Il y a plusieurs mois auparavant, Tom Harding avait actionné les freins automatiques sur toute la longueur du train, mais est réprimandé par la MMA, en raison du temps requis pour redémarrer le train.
Ron Kaminkow des Travailleurs ferroviaires unis, un groupe diversifié de travailleurs ferroviaires, de membres de leurs familles et de retraités provenant de tous les coins de l'Amérique du Nord, avec des membres de tous les métiers et de tous les syndicats ferroviaires, a fait le commentaire suivant : « Qu'une agence gouvernementale ou une politique d'entreprise autorise un train, peu importe le train, encore moins un train rempli de pétrole sur une pente si abrupte, à être sur la voie principale sans prendre aucune mesure contre le déraillement, même s'il y avait un frein à main sur chaque wagon de ce train, le fait de ne pas actionner le frein automatique est absurde, totalement absurde. »
Les contrecoups
« Dès le départ, tout le monde est allé », rappelle Anne-Marie Saint-Cerny. « Le gouvernement fédéral a envoyé son monde. Il y a eu l'enquête de la Commission sur la sécurité ferroviaire qui veut déterminer la cause. Il y a eu enquête au criminel par la police provinciale et leur expert [en sécurité ferroviaire] Stephen Callaghan. »

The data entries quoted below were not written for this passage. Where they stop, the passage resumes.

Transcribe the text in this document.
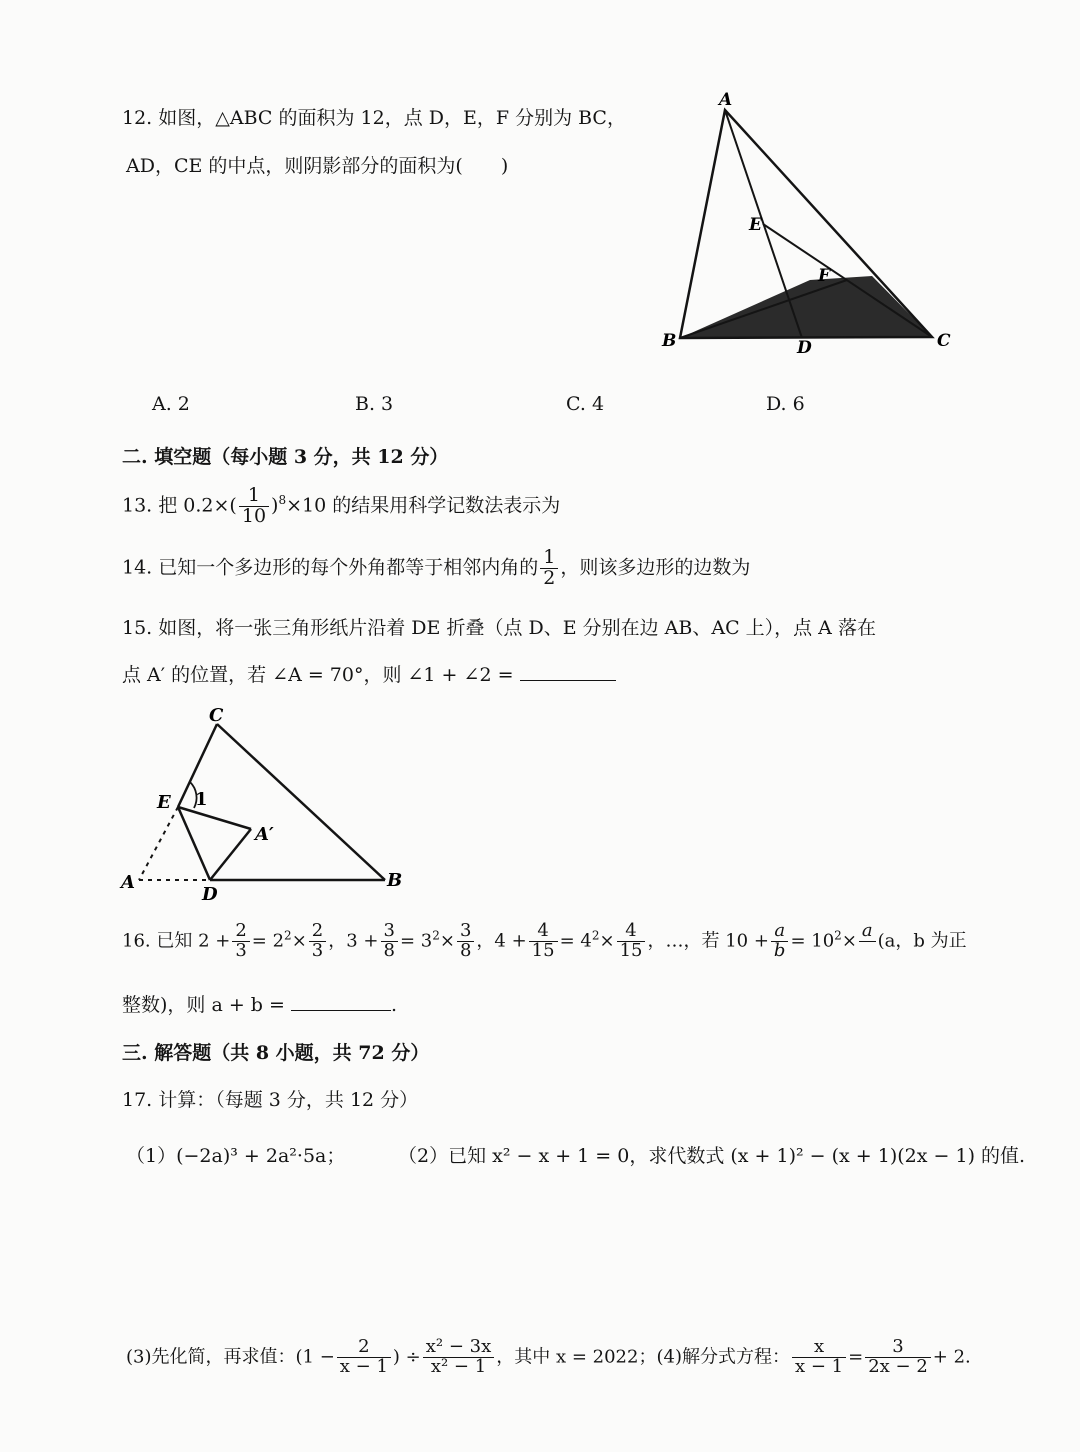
12. 如图，△ABC 的面积为 12，点 D，E，F 分别为 BC，
AD，CE 的中点，则阴影部分的面积为(　　)
A
B	C
D
E
F
A. 2	B. 3	C. 4	D. 6
二. 填空题（每小题 3 分，共 12 分）
13. 把 $0.2\times( \frac{1}{10} )^8\times 10$ 的结果用科学记数法表示为
14. 已知一个多边形的每个外角都等于相邻内角的 $\frac{1}{2}$ ，则该多边形的边数为
15. 如图，将一张三角形纸片沿着 DE 折叠（点 D、E 分别在边 AB、AC 上），点 A 落在
点 A′ 的位置，若 ∠A = 70°，则 ∠1 + ∠2 =
C
E 1
A′
A
D
B
16. 已知 $2 + \frac{2}{3} = 2^2\times \frac{2}{3}$ ，$3 + \frac{3}{8} = 3^2\times \frac{3}{8}$ ，$4 + \frac{4}{15} = 4^2\times \frac{4}{15}$ ，…，若 $10 + \frac{a}{b} = 10^2\times a$
(a，b 为正
整数)，则 a + b =	.
三. 解答题（共 8 小题，共 72 分）
17. 计算：（每题 3 分，共 12 分）
（1）(−2a)³ + 2a²·5a；	（2）已知 x² − x + 1 = 0，求代数式 (x + 1)² − (x + 1)(2x − 1) 的值.
(3)先化简，再求值：($1 - \frac{2}{x - 1}$ ) ÷ $\frac{\text{x² − 3x}}{\text{x² − 1}}$ ，其中 x = 2022；(4)解分式方程： $\frac{x}{x - 1} = \frac{3}{2x - 2} + 2$.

« En vertu du principe du 'pollueur payeur', poursuit-elle, la tâche de nettoyer était la responsabilité de la MMA, qui a embauché son propre monde, des sous-contracteurs, et interdit l'accès à tous les autres. »
Robert Bellefleur (à gauche) et Daniel Larochelle (à droite)
Un résident, Robert Bellefleur, membre de la Coalition des citoyens et organismes engagés pour la sécurité ferroviaire de Lac-Mégantic, a déclaré qu'« en fait, on a confié le site du désastre à la compagnie responsable, alors que le site était maintenant une scène de crime. »
Daniel Larochelle, un résident de Mégantic et un avocat dont la maison et le bureau ont été réduits en cendres suite à l'explosion, a réussi dans l'espace d'une semaine à entamer un recours collectif au nom des victimes.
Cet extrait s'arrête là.